Momone Momo hanya menghela nafas berat mendengar jawaban sahabatnya itu. Diliriknya gadis bersurai secerah hijau daun yang tengah memainkan ponsel. Tangannya menopang dagu di atas meja, tak menggubris keadaan ingar-bingar kelas mereka pada jam istirahat.
"Berapa?" Nakajima Megumi, paling tidak suka dibuat menunggu. Barang hanya sepuluh detik, atau sedetik sekalipun, gadis dengan motto "waktu adalah uang" itu tak akan mau meluangkan waktu hanya demi melakukan konversasi yang menurutnya tak penting. Momo sendiri heran mengapa ia dan Gumi bisa bersahabat.
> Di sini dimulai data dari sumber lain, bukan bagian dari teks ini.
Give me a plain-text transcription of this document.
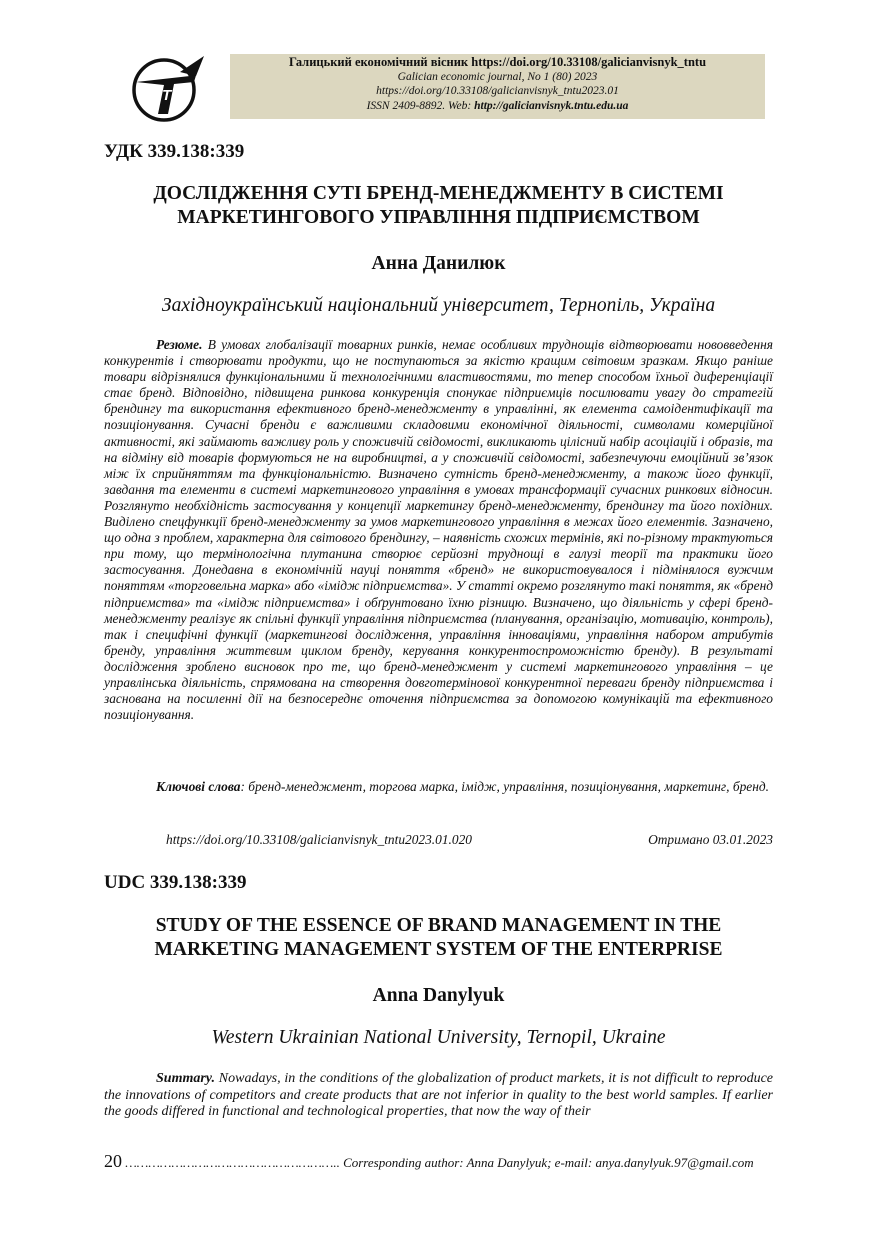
ТНТУ
Галицький економічний вісник https://doi.org/10.33108/galicianvisnyk_tntu
Galician economic journal, No 1 (80) 2023
https://doi.org/10.33108/galicianvisnyk_tntu2023.01
ISSN 2409-8892. Web: http://galicianvisnyk.tntu.edu.ua
УДК 339.138:339
ДОСЛІДЖЕННЯ СУТІ БРЕНД-МЕНЕДЖМЕНТУ В СИСТЕМІ
МАРКЕТИНГОВОГО УПРАВЛІННЯ ПІДПРИЄМСТВОМ
Анна Данилюк
Західноукраїнський національний університет, Тернопіль, Україна

Резюме. В умовах глобалізації товарних ринків, немає особливих труднощів відтворювати нововведення конкурентів і створювати продукти, що не поступаються за якістю кращим світовим зразкам. Якщо раніше товари відрізнялися функціональними й технологічними властивостями, то тепер способом їхньої диференціації стає бренд. Відповідно, підвищена ринкова конкуренція спонукає підприємців посилювати увагу до стратегій брендингу та використання ефективного бренд-менеджменту в управлінні, як елемента самоідентифікації та позиціонування. Сучасні бренди є важливими складовими економічної діяльності, символами комерційної активності, які займають важливу роль у споживчій свідомості, викликають цілісний набір асоціацій і образів, та на відміну від товарів формуються не на виробництві, а у споживчій свідомості, забезпечуючи емоційний зв’язок між їх сприйняттям та функціональністю. Визначено сутність бренд-менеджменту, а також його функції, завдання та елементи в системі маркетингового управління в умовах трансформації сучасних ринкових відносин. Розглянуто необхідність застосування у концепції маркетингу бренд-менеджменту, брендингу та його похідних. Виділено спецфункції бренд-менеджменту за умов маркетингового управління в межах його елементів. Зазначено, що одна з проблем, характерна для світового брендингу, – наявність схожих термінів, які по-різному трактуються при тому, що термінологічна плутанина створює серйозні труднощі в галузі теорії та практики його застосування. Донедавна в економічній науці поняття «бренд» не використовувалося і підмінялося вужчим поняттям «торговельна марка» або «імідж підприємства». У статті окремо розглянуто такі поняття, як «бренд підприємства» та «імідж підприємства» і обґрунтовано їхню різницю. Визначено, що діяльність у сфері бренд-менеджменту реалізує як спільні функції управління підприємства (планування, організацію, мотивацію, контроль), так і специфічні функції (маркетингові дослідження, управління інноваціями, управління набором атрибутів бренду, управління життєвим циклом бренду, керування конкурентоспроможністю бренду). В результаті дослідження зроблено висновок про те, що бренд-менеджмент у системі маркетингового управління – це управлінська діяльність, спрямована на створення довготермінової конкурентної переваги бренду підприємства і заснована на посиленні дії на безпосереднє оточення підприємства за допомогою комунікацій та ефективного позиціонування.

Ключові слова: бренд-менеджмент, торгова марка, імідж, управління, позиціонування, маркетинг, бренд.

https://doi.org/10.33108/galicianvisnyk_tntu2023.01.020	Отримано 03.01.2023
UDC 339.138:339
STUDY OF THE ESSENCE OF BRAND MANAGEMENT IN THE
MARKETING MANAGEMENT SYSTEM OF THE ENTERPRISE
Anna Danylyuk
Western Ukrainian National University, Ternopil, Ukraine

Summary. Nowadays, in the conditions of the globalization of product markets, it is not difficult to reproduce the innovations of competitors and create products that are not inferior in quality to the best world samples. If earlier the goods differed in functional and technological properties, that now the way of their

20 ……………………………………………….. Corresponding author: Anna Danylyuk; e-mail: anya.danylyuk.97@gmail.com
Padahal untuk Momo yang cenderung bersifat pemalu dan lamban, Gumi yang terkenal dengan gaya bahasa retorika sama sekali tak cocok dengannya.
Demi apa.
"Aku.. dapat delapan.. eh, bukan, bukan. Sepuluh." Momo memelintir helaian merah jambunya. Manik rubinya bergulir ke kanan dan ke kiri.
"Gila." Hanya satu kata yang berhasil lolos dari mulut Gumi sebelum ia melanjutkan, "Honmei choko semua, tuh?"
Momo mengangguk canggung.
"Gila kuadrat." Gumi mendongak dari ponselnya. "Padahal hari valentine masih dua hari lagi. Tapi kau sudah dapat banyak cokelat. Susah juga ya, jadi anak populer."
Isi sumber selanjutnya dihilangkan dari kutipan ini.